In other words, when you shift the graph horizontally by some amount \(c\), you get exactly the same shape, just scaled vertically by some factor \(k\).
Let’s check if this holds for \( f(x) = e^x \):
$$f(x + c) = e^{x+c} = e^x \cdot e^c = e^c \cdot f(x)$$
Yes! The exponential function satisfies this property perfectly, with \( k = e^c \).
Why Is This Special?
Let’s compare with other functions:
Quadratic functions: \( f(x) = x^2 \)
- \( f(x + 1) = (x + 1)^2 = x^2 + 2x + 1 \)
- This is NOT just a vertical scaling of \( x^2 \)
Linear functions: \( f(x) = mx + b \)
- \( f(x + c) = m(x + c) + b = mx + (mc + b) \)
- This shifts vertically by a constant, not a scaling
Sine function: \( f(x) = \sin(x) \)
- \( f(x + \pi/2) = \sin(x + \pi/2) = \cos(x) \)
- This gives us a completely different function!
The exponential function is unique in this regard (along with its scalar multiples).
The Connection to Derivatives
Here’s where it gets beautiful. This self-similarity property forces the function to be its own derivative. Let me show you why.
Suppose \( f(x + c) = k(c) \cdot f(x) \) for all \(x\) and \(c\), where \( k(c) \) is some function of \(c\).
Let’s use the definition of the derivative:
$$f’(x) = \lim_{h \to 0} \frac{f(x + h) - f(x)}{h}$$
Using our self-similarity property with \( c = h \):
$$\begin{align} f’(x) &= \lim_{h \to 0} \frac{k(h) \cdot f(x) - f(x)}{h} \ &= \lim_{h \to 0} f(x) \cdot \frac{k(h) - 1}{h} \ &= f(x) \cdot \lim_{h \to 0} \frac{k(h) - 1}{h} \end{align}$$
Notice that the limit \( \lim_{h \to 0} \frac{k(h) - 1}{h} \) is just a number (it doesn’t depend on \(x\)). Let’s call this number \( \lambda \):
$$f’(x) = \lambda \cdot f(x)$$
So self-similarity implies that the derivative is proportional to the function itself!
Finding the Constant
What is this constant \( \lambda \)? Well, we need one more piece of information. Notice that:
$$k(0) = \frac{f(x + 0)}{f(x)} = \frac{f(x)}{f(x)} = 1$$
So \( k(h) \) starts at 1 when \( h = 0 \). Therefore:
$$\lambda = \lim_{h \to 0} \frac{k(h) - 1}{h} = k’(0)$$
This is the derivative of \(k\) at 0. For \( f(x) = e^x \), we found \( k(c) = e^c \), so:
$$\lambda = \left.\frac{d}{dc}[e^c]\right|_{c=0} = e^0 = 1$$
This is why \( e^x \) is its own derivative! The base \(e\) is special because it makes \( \lambda = 1 \).
Other Bases
What about other exponential functions like \( 2^x \) or \( 10^x \)?

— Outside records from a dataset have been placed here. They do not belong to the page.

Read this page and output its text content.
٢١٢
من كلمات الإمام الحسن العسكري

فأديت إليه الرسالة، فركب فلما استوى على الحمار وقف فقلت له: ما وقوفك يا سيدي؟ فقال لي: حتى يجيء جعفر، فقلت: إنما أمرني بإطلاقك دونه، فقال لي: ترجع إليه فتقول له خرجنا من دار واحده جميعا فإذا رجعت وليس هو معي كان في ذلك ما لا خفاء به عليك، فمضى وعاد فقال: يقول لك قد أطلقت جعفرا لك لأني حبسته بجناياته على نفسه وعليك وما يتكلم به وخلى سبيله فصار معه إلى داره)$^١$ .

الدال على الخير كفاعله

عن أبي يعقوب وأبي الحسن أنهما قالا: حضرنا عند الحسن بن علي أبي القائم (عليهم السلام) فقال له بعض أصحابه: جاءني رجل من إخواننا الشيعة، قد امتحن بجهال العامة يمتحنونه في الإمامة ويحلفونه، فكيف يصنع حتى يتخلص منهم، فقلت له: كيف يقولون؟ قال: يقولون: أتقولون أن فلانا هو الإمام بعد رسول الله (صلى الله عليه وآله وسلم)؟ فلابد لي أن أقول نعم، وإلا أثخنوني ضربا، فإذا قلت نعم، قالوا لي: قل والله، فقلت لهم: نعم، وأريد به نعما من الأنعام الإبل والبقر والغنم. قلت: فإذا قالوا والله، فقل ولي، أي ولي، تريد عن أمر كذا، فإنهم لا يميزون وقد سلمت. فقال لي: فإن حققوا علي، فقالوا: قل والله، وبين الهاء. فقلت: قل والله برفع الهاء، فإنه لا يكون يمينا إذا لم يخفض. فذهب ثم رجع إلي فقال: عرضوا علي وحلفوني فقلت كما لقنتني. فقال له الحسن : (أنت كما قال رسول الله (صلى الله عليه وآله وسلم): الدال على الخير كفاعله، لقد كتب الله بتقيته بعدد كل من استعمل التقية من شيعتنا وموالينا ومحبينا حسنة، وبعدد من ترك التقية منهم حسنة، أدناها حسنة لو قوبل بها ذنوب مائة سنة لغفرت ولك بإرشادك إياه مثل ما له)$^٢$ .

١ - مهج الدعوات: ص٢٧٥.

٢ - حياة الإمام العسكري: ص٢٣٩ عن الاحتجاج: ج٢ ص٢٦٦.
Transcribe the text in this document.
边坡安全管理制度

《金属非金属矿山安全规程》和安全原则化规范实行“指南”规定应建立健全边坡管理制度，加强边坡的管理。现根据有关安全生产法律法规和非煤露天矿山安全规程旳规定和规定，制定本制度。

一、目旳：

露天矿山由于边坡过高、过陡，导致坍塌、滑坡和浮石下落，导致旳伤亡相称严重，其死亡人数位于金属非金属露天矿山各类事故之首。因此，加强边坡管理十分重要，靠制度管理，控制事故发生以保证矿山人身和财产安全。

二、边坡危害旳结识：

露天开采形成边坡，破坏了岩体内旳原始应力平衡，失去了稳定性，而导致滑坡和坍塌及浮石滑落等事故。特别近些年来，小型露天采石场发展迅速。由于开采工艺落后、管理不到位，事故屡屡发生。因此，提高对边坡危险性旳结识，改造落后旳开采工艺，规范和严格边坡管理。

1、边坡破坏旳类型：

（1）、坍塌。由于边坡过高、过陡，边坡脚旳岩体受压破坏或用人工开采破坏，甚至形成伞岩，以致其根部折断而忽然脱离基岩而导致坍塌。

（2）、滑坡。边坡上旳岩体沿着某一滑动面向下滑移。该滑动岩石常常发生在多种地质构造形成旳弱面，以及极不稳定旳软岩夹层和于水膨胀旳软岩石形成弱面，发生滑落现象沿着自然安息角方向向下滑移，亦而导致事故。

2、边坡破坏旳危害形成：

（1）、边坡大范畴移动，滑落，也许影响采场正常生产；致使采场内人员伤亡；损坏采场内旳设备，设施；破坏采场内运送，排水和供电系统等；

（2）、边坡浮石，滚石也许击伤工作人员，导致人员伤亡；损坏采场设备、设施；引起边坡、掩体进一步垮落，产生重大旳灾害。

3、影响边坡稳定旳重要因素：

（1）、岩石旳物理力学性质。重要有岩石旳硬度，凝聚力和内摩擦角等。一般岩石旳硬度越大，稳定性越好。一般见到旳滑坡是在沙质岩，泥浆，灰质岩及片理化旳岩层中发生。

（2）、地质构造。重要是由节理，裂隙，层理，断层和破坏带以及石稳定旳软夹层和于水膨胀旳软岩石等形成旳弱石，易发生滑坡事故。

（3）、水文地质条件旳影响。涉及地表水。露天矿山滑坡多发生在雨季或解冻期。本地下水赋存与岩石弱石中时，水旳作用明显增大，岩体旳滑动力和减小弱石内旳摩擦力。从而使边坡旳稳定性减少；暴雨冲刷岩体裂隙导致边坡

For \( f(x) = a^x \): $$ f(x + c) = a^{x+c} = a^c \cdot a^x = a^c \cdot f(x) $$
So \( k(c) = a^c \) and
$$ \lambda = \left.\frac{d}{dc}[a^c]\right|_{c=0} = a^c \cdot \ln(a)\bigg|_{c=0} = \ln(a) $$
This gives us:
$$f’(x) = \ln(a) \cdot f(x) \quad \text{for } f(x) = a^x$$
The base \(e\) is special because \( \ln(e) = 1 \), making the function exactly equal to its own derivative.
Conclusion
The exponential function’s self-similarity—the fact that it looks the same at every scale—is not just a curiosity. It’s the fundamental property that makes exponentials so important in mathematics and nature.
When something grows proportionally to its current size (like populations, compound interest, or radioactive decay), it must follow an exponential law. This is why exponentials appear everywhere: they are the mathematical expression of self-similar growth.
The next time you see \( e^x \), don’t just think of it as a function with a special derivative. Think of it as the function that never changes its shape—only its scale.
Note: If you want to be even more rigorous, you can show that if \( f(x+c) = k(c) \cdot f(x) \), then \(k\) must satisfy \( k(a+b) = k(a) \cdot k(b) \), which forces \( k(c) = e^{\lambda c} \) for some constant \( \lambda \). This is a beautiful result but requires a bit more work to prove carefully.